Posted on: November 12, 2024

Burrito
Possesseur vérifiéJeux: 1492 Avis: 49
Solid example of a divergent ex-genre
There used to be a genre of games, largely coming out of Germany, that might be called "User Interface As Puzzle". Games where the approach to victory isn't immediately obvious, and actually doing things in the game required puzzling out how the UI worked. You might see some tributes pop up from time to time as short games on sites like Itch, but like Interactive Fiction games it is now largely a dead genre outside of some very niche locales deep in the web being kept alive by die hard fans. Vangers. MadTV. Lula. Is Lula good? No, not really. It gets grindy once you've figured it out, gameplay is pretty simplistic, and the third act is massively underbaked. Is Lula interesting? Yes. It scratches the same itch that gonzo comics used to, hand drawn acid trip inspired insanity, mass produced on the boss's copier the last day before the artist quit his mail room job.
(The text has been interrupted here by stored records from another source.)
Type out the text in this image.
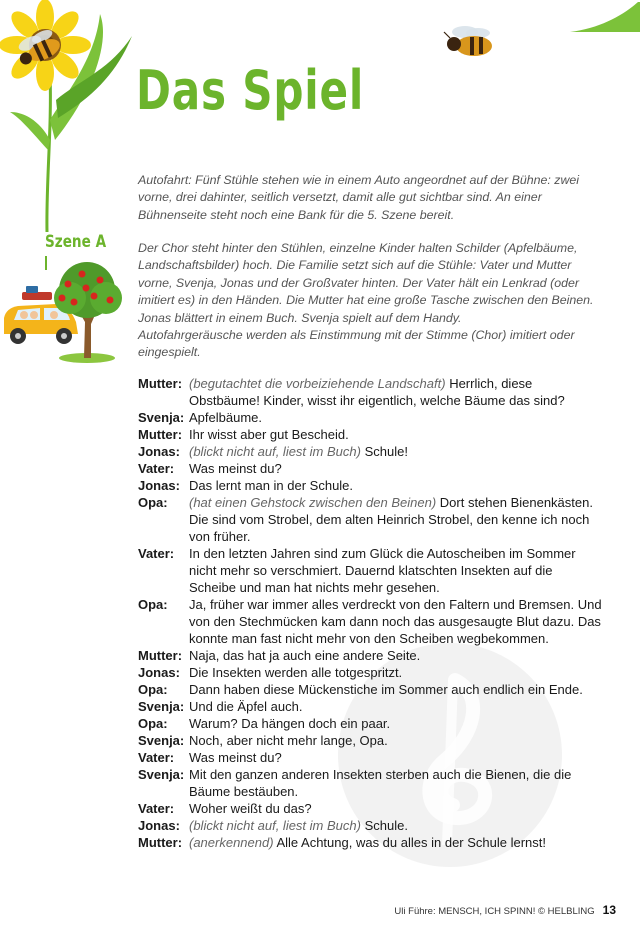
Das Spiel
Szene A

Autofahrt: Fünf Stühle stehen wie in einem Auto angeordnet auf der Bühne: zwei vorne, drei dahinter, seitlich versetzt, damit alle gut sichtbar sind. An einer Bühnenseite steht noch eine Bank für die 5. Szene bereit.

Der Chor steht hinter den Stühlen, einzelne Kinder halten Schilder (Apfelbäume, Landschaftsbilder) hoch. Die Familie setzt sich auf die Stühle: Vater und Mutter vorne, Svenja, Jonas und der Großvater hinten. Der Vater hält ein Lenkrad (oder imitiert es) in den Händen. Die Mutter hat eine große Tasche zwischen den Beinen. Jonas blättert in einem Buch. Svenja spielt auf dem Handy.

Autofahrgeräusche werden als Einstimmung mit der Stimme (Chor) imitiert oder eingespielt.

Mutter: (begutachtet die vorbeiziehende Landschaft) Herrlich, diese Obstbäume! Kinder, wisst ihr eigentlich, welche Bäume das sind?
Svenja: Apfelbäume.
Mutter: Ihr wisst aber gut Bescheid.
Jonas: (blickt nicht auf, liest im Buch) Schule!
Vater:	Was meinst du?
Jonas: Das lernt man in der Schule.
Opa:	(hat einen Gehstock zwischen den Beinen) Dort stehen Bienenkästen. Die sind vom Strobel, dem alten Heinrich Strobel, den kenne ich noch von früher.
Vater:	In den letzten Jahren sind zum Glück die Autoscheiben im Sommer nicht mehr so verschmiert. Dauernd klatschten Insekten auf die Scheibe und man hat nichts mehr gesehen.
Opa:	Ja, früher war immer alles verdreckt von den Faltern und Bremsen. Und von den Stechmücken kam dann noch das ausgesaugte Blut dazu. Das konnte man fast nicht mehr von den Scheiben wegbekommen.
Mutter: Naja, das hat ja auch eine andere Seite.
Jonas: Die Insekten werden alle totgespritzt.
Opa:	Dann haben diese Mückenstiche im Sommer auch endlich ein Ende.
Svenja: Und die Äpfel auch.
Opa:	Warum? Da hängen doch ein paar.
Svenja: Noch, aber nicht mehr lange, Opa.
Vater:	Was meinst du?
Svenja: Mit den ganzen anderen Insekten sterben auch die Bienen, die die Bäume bestäuben.
Vater:	Woher weißt du das?
Jonas: (blickt nicht auf, liest im Buch) Schule.
Mutter: (anerkennend) Alle Achtung, was du alles in der Schule lernst!
Uli Führe: MENSCH, ICH SPINN! © HELBLING 13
It's has a retroactive appeal for the days before managing a game's controls could be solved within thirty seconds of booting it up, when weirdos with no credentials could turn out labors of love that nobody could summerize as "It is [game a] but with some of [game b]'s mechanics/theming and [genre X]'s standard control scheme". MadTV is a better game that fits the same ouvre I've tried describing above, one that stands on its own merit as a 'capital G' Game, but that doesn't render Lula without merit. I think if you go in with less of a desire to "Play a good game" and more of one to "Wrestle with a museum piece and witness the unfolding of an artist's intent" you'll probably have a good time.